8:45 a.m. ET -- The owner of a Polish trucking company said the driver who was the first victim of the attack on a Christmas market in Berlin was stabbed and shot to death in the cabin of his truck.

Ariel Zurawski said German authorities asked him to identify the victim, Lukasz Urban, 37, from photos.

“His face was swollen and bloodied. It was really clear that he was fighting for his life,” Zurawski said, speaking to broadcaster TVN.

Lukasz Wasik, the manager of the trucking company, described Urban as a “good, quiet and honest person” devoted to his work.

“I believe he would not give up the vehicle and would defend it to the end if were attacked,” Wasik said in comments carried by TVP, Poland’s state broadcaster.

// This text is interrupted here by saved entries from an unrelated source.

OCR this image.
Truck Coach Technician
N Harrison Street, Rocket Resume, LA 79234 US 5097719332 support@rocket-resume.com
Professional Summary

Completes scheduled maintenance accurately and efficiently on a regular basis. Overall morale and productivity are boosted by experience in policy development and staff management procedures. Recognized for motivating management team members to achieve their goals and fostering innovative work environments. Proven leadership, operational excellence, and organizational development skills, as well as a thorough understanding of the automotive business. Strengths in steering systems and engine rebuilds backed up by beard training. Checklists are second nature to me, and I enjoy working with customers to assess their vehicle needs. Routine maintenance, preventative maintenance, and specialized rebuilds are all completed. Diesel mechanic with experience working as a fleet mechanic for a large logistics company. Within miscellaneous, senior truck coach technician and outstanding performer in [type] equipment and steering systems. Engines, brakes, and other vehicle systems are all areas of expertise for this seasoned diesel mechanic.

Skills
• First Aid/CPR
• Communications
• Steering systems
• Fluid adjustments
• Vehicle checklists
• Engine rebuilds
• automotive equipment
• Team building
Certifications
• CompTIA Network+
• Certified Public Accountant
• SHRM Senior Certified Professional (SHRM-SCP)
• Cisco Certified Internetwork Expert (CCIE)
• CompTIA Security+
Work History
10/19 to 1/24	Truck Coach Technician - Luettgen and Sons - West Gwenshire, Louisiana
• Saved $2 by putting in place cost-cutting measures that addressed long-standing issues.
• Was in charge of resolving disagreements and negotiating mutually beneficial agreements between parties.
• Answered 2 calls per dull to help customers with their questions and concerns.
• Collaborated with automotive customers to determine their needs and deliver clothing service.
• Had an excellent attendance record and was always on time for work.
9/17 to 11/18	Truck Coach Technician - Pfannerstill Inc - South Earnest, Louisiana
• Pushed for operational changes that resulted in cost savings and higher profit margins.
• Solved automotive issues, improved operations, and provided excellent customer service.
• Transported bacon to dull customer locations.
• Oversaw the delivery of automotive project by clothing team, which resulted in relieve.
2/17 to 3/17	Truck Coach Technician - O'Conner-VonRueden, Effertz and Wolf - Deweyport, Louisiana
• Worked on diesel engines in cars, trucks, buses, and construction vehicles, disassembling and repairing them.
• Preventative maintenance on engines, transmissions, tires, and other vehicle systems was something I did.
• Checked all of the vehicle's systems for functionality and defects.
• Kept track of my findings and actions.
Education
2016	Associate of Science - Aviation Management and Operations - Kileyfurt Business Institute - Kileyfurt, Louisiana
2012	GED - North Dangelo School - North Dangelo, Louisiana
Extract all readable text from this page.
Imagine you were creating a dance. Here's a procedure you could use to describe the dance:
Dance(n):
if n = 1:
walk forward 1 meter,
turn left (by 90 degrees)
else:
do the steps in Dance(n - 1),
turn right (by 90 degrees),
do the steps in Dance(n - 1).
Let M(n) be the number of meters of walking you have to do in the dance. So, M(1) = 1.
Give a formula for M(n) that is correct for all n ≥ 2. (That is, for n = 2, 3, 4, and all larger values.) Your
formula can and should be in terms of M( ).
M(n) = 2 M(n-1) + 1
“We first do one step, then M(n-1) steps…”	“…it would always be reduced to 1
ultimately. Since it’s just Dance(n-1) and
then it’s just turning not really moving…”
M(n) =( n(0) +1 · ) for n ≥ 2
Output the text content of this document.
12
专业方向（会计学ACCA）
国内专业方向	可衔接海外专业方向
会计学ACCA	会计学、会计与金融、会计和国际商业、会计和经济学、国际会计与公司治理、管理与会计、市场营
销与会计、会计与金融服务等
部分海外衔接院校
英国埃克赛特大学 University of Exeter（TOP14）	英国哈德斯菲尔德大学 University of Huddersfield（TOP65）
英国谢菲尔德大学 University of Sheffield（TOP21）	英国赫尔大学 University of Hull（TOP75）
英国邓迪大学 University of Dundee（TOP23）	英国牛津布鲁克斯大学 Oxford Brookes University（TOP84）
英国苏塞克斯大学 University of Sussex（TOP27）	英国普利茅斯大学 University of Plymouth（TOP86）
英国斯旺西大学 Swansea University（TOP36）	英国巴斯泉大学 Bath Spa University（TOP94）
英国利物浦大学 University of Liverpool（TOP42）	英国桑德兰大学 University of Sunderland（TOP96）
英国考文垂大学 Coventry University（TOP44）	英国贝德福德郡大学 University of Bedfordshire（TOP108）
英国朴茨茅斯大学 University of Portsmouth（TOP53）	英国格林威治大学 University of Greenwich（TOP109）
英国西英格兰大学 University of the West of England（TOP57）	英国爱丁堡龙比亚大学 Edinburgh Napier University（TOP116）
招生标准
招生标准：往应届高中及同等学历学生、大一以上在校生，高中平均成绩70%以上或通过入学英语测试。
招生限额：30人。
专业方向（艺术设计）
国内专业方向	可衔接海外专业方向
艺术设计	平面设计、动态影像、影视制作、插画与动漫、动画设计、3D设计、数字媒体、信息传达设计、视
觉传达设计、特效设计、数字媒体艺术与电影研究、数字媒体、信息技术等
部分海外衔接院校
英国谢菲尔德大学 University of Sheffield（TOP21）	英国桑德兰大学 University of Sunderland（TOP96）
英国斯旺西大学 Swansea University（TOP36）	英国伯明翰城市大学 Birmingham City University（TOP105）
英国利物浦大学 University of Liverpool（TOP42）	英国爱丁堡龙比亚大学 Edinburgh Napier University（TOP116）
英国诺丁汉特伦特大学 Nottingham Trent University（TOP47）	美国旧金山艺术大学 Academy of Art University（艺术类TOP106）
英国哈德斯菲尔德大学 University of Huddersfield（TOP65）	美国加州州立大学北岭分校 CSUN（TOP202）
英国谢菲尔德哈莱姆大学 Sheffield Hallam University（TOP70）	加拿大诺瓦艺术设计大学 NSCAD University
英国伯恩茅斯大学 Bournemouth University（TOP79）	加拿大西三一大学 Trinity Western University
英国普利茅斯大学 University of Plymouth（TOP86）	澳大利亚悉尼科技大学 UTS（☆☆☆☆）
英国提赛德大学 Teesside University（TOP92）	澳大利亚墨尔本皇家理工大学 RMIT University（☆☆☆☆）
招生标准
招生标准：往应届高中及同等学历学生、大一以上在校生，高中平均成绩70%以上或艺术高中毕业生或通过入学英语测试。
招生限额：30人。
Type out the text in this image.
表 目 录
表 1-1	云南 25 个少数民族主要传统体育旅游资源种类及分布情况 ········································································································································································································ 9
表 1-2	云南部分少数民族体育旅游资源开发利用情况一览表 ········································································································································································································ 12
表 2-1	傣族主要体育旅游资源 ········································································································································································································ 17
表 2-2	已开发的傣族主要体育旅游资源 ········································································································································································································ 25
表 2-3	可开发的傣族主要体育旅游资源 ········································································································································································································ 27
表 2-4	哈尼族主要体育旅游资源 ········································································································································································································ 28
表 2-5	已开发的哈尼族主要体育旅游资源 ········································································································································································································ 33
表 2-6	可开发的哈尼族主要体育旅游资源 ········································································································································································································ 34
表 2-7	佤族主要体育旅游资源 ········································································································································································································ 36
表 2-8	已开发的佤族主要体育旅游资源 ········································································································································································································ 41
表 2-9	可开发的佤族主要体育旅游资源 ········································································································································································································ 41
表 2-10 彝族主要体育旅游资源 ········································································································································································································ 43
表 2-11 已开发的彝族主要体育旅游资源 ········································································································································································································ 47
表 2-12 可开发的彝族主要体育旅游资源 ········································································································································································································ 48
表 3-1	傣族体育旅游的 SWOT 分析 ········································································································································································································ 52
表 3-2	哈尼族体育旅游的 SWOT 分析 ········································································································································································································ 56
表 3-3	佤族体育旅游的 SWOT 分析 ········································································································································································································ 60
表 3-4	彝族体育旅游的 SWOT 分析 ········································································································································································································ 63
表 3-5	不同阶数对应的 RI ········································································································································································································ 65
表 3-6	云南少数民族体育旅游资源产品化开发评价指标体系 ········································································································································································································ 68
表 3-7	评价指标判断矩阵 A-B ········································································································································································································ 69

8:00 a.m. ET -- German newspaper Die Welt reports a top police official as saying “We have the wrong man.” 

Law enforcement in Berlin have also publicly left open the door to the possibility that the truck driver may still be at large.

German officials have not said as much directly, but Berlin police continue to urge the public to be cautious and report tips. In a series of tweets they warn members of the public to continue to be vigilant as the investigation continues.  

The BBC reports the head of Berlin police as saying they were “unable to confirm” whether the arrested suspect is the truck driver.